After years of rumour and intrigue, culminating in the recent press publicity, the Royal Family have decided to make a clean breast of it and admit that they have been practicing naturists for decades.
‘We observers have always suspected that the Royals like nothing better than to get their kit off behind closed doors,’ said the BBC’s Court Correspondent, Nicholas Witchell, ‘it’s one of the reasons that they have always demanded such privacy. But until now, apart from the occasional topless toe sucking incident and that time that an impoverished Princess Margaret offered a centre spread to Health and Efficiency magazine, they have been able to keep things covered up.’
‘Even before the Harry in Vegas pictures were released, public speculation had been raised by the younger royals’ unmistakable obsession with in the Olympic volleyball,’ continued Witchell, ‘they were in the arena day after day and once you become associated with a known naturist pursuit it’s only a matter of time before it all gets out. Er….the truth, that is.’
It is known that Princess Diana was aghast at the nude antics of her husband’s family which made her an outcast in Royal circles. Only a few weeks after marrying Prince Charles, she attended Prince Philip’s annual Balmoral Barbeque without a word of warning from her new husband, and the shock of seeing the Duke of Edinburgh in the buff cheerily offering to fill her bap turned her off pork sausages for the remainder of her life.

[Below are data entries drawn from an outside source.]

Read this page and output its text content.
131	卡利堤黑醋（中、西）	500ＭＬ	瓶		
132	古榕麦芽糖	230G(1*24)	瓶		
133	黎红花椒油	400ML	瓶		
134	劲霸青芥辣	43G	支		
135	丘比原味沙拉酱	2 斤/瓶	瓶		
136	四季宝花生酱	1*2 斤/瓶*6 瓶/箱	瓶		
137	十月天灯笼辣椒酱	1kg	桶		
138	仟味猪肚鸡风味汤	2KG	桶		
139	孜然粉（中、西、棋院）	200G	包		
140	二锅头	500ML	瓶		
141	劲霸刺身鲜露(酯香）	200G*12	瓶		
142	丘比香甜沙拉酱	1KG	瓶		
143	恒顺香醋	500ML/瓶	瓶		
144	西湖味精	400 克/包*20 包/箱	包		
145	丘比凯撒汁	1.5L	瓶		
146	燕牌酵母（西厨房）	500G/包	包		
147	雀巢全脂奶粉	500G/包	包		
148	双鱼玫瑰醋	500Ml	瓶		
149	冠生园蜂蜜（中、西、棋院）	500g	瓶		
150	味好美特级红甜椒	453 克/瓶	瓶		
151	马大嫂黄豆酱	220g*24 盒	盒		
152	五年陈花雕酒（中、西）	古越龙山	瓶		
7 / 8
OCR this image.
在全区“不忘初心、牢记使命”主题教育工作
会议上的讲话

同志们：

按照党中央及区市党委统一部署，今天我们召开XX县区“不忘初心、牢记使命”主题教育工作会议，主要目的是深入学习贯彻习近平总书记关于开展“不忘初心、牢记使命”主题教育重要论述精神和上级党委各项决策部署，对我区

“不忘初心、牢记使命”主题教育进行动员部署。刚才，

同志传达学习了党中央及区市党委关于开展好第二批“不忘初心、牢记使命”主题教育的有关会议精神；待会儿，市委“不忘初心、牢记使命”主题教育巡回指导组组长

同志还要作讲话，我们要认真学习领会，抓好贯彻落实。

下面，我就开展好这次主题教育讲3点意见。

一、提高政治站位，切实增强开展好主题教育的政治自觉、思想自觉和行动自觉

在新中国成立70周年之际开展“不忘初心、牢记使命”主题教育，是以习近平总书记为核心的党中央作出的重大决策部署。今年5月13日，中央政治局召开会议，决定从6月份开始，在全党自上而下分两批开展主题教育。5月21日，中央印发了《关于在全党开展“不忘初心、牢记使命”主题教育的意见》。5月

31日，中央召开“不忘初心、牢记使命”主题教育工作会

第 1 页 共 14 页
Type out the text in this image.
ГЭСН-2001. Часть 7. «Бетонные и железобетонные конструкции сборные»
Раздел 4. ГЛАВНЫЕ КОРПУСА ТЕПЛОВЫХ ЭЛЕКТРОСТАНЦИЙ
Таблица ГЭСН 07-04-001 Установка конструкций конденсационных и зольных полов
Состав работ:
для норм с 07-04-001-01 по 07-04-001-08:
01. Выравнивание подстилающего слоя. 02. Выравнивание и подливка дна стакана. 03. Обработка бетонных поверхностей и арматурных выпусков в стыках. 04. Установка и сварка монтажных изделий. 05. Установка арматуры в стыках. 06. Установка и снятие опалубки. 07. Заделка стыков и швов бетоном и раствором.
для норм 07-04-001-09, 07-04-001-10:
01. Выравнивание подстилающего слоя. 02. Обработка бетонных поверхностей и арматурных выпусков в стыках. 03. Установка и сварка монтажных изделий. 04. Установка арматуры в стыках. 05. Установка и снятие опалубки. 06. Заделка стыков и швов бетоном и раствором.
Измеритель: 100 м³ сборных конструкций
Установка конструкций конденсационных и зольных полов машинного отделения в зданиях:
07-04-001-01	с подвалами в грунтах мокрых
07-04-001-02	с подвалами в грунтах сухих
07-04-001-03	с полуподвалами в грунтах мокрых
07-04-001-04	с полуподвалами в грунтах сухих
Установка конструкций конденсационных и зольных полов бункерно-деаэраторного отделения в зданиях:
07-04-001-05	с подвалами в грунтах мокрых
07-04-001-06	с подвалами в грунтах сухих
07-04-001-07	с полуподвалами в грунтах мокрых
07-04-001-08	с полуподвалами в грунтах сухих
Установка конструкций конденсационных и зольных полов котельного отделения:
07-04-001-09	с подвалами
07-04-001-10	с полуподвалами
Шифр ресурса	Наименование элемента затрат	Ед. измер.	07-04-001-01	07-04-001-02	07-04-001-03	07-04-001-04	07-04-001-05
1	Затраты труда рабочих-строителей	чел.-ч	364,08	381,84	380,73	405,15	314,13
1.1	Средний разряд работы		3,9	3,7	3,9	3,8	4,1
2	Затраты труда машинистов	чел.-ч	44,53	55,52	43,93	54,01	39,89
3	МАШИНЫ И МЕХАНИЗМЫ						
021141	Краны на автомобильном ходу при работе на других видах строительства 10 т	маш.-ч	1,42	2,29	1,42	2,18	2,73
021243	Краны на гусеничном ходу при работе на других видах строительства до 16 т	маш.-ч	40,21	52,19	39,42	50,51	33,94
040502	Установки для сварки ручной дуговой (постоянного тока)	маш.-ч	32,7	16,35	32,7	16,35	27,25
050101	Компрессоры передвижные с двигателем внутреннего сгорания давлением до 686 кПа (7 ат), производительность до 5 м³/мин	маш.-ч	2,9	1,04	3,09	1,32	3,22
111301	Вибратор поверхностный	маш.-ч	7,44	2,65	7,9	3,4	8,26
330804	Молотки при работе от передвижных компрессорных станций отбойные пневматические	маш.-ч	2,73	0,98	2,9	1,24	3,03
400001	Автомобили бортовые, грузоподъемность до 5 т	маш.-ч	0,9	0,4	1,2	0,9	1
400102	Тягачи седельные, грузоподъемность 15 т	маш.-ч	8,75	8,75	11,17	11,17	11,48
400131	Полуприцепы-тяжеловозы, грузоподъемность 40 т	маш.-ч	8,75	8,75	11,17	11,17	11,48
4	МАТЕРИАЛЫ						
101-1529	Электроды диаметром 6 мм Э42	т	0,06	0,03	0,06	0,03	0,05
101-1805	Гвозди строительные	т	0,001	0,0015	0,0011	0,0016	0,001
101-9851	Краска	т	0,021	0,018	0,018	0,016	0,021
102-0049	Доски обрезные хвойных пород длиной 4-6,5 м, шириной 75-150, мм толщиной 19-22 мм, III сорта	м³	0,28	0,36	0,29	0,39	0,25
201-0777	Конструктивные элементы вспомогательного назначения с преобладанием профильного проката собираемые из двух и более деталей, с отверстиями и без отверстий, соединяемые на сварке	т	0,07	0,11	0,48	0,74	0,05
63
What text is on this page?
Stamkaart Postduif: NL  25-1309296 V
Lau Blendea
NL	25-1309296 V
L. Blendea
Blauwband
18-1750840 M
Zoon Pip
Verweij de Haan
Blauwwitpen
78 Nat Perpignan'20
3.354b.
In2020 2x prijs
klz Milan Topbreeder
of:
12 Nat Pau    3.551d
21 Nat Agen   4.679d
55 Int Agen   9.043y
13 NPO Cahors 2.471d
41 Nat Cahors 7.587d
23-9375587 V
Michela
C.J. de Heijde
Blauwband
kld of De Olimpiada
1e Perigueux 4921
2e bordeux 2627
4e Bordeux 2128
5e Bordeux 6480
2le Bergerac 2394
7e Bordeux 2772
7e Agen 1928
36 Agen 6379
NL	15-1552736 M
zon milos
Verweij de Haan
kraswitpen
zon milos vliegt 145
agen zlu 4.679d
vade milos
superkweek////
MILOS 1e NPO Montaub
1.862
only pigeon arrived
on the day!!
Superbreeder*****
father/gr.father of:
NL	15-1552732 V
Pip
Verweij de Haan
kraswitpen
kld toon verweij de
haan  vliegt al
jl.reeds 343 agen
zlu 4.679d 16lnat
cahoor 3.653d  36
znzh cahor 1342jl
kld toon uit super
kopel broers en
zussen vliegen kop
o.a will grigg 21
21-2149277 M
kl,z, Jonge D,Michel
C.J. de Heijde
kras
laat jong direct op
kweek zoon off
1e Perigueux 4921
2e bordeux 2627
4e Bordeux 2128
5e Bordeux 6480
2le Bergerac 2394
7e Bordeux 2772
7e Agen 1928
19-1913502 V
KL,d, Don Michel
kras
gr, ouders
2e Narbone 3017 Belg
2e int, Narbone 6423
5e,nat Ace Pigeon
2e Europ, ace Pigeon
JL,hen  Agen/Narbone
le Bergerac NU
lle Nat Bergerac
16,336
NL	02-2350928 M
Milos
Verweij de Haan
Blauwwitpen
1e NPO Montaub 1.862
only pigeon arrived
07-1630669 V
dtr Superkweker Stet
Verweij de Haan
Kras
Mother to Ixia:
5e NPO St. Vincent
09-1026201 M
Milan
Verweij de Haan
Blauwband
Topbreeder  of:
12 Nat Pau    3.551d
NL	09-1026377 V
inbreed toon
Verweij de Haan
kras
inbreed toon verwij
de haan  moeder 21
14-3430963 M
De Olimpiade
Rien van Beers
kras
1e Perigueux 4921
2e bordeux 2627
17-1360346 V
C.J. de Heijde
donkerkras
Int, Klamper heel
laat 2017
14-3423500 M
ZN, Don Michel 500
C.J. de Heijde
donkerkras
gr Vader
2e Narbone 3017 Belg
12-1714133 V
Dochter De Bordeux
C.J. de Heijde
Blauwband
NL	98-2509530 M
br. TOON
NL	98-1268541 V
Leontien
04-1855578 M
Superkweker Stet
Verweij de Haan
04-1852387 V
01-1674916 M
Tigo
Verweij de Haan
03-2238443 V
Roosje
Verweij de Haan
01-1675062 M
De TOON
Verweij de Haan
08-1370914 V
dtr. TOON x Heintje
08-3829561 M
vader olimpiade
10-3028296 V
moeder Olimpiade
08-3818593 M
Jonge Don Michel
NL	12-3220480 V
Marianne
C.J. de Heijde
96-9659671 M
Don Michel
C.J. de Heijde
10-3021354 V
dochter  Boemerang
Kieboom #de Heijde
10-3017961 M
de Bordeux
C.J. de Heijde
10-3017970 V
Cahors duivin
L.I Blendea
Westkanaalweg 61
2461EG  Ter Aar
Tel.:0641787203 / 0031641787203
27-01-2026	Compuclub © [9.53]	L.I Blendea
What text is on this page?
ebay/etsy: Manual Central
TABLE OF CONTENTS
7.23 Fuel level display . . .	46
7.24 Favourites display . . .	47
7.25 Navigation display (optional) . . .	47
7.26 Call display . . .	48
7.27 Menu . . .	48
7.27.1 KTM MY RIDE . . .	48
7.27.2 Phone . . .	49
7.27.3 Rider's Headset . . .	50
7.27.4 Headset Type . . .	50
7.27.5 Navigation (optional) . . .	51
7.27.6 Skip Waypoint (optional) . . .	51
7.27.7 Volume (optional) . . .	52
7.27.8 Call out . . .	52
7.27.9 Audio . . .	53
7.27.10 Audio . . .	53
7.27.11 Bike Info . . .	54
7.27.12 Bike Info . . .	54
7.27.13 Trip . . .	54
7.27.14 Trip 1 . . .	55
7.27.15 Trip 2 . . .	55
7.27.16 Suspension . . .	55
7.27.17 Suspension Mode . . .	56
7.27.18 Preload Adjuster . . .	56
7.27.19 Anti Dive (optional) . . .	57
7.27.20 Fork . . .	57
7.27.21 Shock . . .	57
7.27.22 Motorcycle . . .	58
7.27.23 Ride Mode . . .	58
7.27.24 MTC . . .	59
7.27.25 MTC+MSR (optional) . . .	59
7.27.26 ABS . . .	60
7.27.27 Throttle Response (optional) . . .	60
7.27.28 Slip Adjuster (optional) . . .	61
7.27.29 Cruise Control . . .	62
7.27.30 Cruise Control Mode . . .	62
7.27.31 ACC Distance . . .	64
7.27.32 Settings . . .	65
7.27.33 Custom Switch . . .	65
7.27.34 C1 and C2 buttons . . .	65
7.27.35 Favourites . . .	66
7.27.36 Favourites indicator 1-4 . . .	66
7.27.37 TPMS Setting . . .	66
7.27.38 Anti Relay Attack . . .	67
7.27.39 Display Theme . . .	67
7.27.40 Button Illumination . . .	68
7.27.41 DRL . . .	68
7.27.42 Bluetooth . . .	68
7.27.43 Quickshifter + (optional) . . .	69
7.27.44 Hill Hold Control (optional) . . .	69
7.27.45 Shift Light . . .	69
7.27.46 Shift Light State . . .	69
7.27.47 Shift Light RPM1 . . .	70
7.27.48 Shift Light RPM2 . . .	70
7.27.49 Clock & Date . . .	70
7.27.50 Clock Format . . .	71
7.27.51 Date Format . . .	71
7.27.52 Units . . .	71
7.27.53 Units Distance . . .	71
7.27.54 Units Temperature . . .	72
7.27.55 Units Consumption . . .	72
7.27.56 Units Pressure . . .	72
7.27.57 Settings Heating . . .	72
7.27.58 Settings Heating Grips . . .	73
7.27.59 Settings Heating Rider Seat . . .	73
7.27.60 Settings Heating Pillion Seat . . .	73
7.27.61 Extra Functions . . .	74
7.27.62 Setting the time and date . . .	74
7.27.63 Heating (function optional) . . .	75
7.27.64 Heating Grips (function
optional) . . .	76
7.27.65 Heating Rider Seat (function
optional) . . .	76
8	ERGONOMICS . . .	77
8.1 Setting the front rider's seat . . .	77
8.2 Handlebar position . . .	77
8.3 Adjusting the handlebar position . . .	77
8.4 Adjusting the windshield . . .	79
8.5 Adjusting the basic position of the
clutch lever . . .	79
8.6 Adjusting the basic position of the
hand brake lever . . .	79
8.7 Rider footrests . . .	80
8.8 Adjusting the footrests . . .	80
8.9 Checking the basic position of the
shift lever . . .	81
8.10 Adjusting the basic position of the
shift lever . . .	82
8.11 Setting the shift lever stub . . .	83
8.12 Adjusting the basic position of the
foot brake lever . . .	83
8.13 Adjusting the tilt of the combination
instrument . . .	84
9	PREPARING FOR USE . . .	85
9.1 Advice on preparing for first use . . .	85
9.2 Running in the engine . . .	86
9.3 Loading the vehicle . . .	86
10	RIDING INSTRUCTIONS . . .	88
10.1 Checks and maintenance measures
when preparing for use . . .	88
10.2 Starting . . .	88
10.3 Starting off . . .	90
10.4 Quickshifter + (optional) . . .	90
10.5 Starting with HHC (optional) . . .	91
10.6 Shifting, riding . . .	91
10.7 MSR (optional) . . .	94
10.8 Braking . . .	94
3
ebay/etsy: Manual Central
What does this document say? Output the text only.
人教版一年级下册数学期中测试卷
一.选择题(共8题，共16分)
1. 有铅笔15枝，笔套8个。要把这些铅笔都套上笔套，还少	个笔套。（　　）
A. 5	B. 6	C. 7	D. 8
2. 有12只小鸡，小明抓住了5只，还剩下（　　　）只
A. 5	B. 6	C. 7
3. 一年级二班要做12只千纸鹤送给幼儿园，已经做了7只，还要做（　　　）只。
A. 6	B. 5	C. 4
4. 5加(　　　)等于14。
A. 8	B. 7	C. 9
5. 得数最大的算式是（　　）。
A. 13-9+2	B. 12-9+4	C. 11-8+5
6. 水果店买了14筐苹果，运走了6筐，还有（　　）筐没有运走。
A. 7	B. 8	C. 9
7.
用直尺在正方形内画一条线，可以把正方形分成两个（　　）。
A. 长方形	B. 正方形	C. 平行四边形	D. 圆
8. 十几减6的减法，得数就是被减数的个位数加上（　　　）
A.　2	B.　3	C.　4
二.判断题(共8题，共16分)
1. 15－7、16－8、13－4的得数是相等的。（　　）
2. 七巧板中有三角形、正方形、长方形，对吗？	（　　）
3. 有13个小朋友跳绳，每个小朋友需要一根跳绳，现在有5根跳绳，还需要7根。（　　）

Even the Queen is a devout naturist and often parades up and down the corridors of Windsor wearing nothing but a ceremonial bearskin. She is so used to being au naturel in the confines of the Royal Palaces that she nearly arrived for a recent engagement wearing nothing but a tiara and pearls. ‘Fortunately,’ reported Witchell, ‘an under footman was able to create a diversion by killing one of her corgis and staff were able to cover her modesty in the confusion, otherwise the Archbishop of Canterbury would have been turned against women bishops for life.’
However, Her Majesty always buttons up for her weekly audience with the Prime Minister who is blissfully unaware of the Royals’ penchant for life in the raw. In private she is known to joke to the Duke of Edinburgh that whilst David Cameron says ‘Were all in it together’ the Royal Family are ‘in the altogether’.